Мы прошли по довольно темному коридору, устланному толстой дорожкой. После улицы здесь царила тишина. В коридор выходили двери, обитые черной клеенкой. За дверями та же тишина. Нигде ни единого звука, даже обычного для любого нормального учреждения стука пишущей машинки. Остановились в середине коридора у двери справа. Провожатый постучал, вошли. Маленькая Комната. В левом углу у окна стол, за столом майор. Он поздоровался и, указав на стул, стоявший слева от двери, сказал низким, густым голосом: «Садитесь». — «Мне можно идти?» — спросил провожатый. Майор, продолжая писать (когда мы вошли, он писал), утвердительно кивнул головой. Дверь закрылась, и воцарилась тишина. Пока майор писал, я разглядывал комнату и его самого. Лет ему было около сорока, крепкий, скуластый, с покатым лбом. Погоны золотые с синим кантом — госбезопасность. Стол, за которым сидел майор, располагался в углу наискось. У противоположной стены справа от входа стоял кожаный диванчик с высокой спинкой. В правом углу высокие часы в старинном футляре красного дерева. Слева от меня сейф темно-коричневого цвета. Окно с решеткой, на окне разросшийся столетник. На стене напротив майора Карл Маркс, на стене за майором огромный и подробный план Краснопресненского района. Стул, на котором я сидел, был старинный, обитый кожей, с высокой спинкой. Ни один звук не долетал в комнату извне.

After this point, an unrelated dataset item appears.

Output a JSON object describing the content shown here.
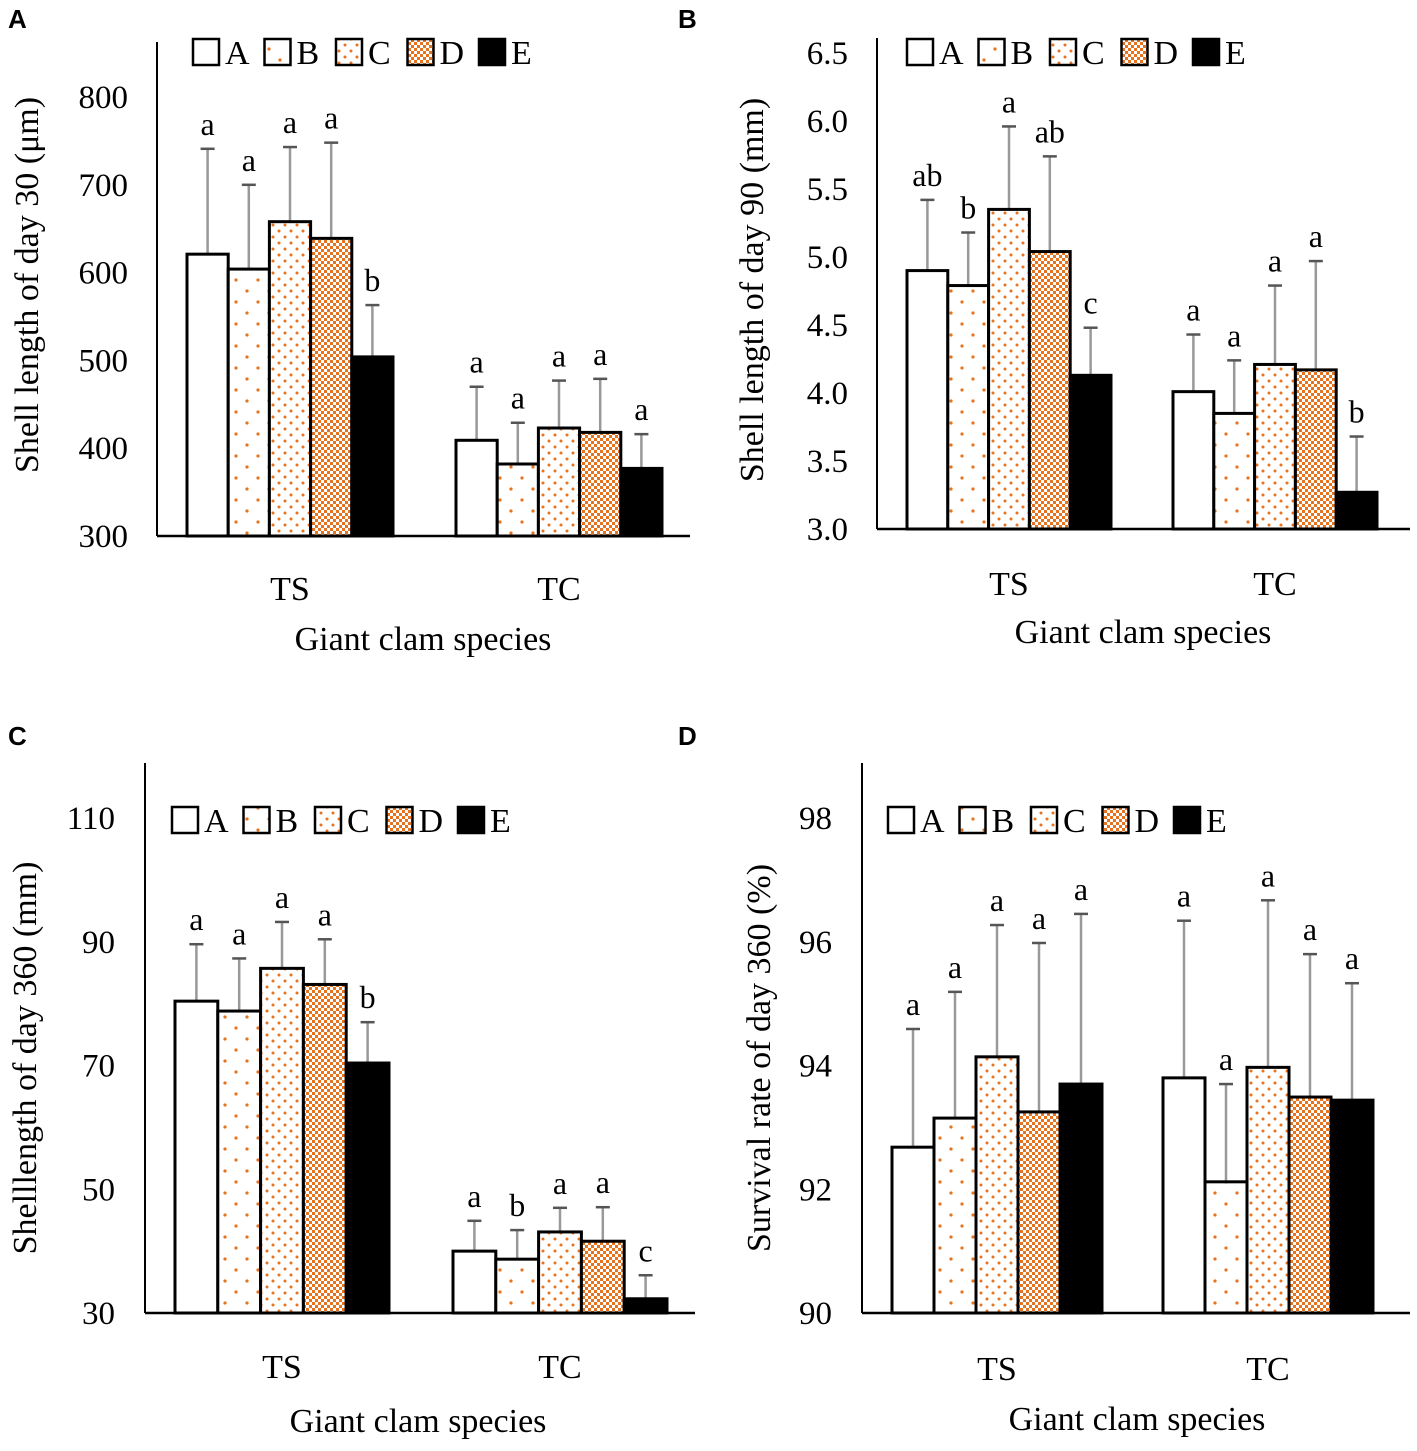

Когда майор кончил писать, он предложил мне подробно рассказать автобиографию. Внимательно слушал, иногда задавал вопросы. Рассказывал я очень долго, ни о чем не умалчивая. Правда, когда дошел до Петьки, то подумал, что нечестно будет говорить о нем, что я нашел его в Москве. Его могут потянуть, а он скрыл, что был в плену. Выйдет, что я его продал. Поэтому я умолчал, что Петька москвич и что он сейчас в Москве. Но вот я кончил, майор сказал: «Ну, теперь запишем все это», — и принялся записывать в форме вопросов и ответов. На этой бумажке, которую я потом подписывал, типографским способом было напечатано «Протокол допроса». Многие вопросы майора были лишними — он явно вымучивал именно допрос — но некоторые носили скользкий, двусмысленный или даже провокационный характер. Иногда я был вынужден поправлять его и спорить против тех формулировок моих ответов, которые он редактировал по своему усмотрению и произволу. Я с тоской поглядывал на большие часы, равнодушно отсчитывающие время, да смотрел на план знакомых улиц. Иногда майор вкрапливал в допрос сентенции типа: «Да, вам надо быть поближе к нам», — намеки довольно прозрачные.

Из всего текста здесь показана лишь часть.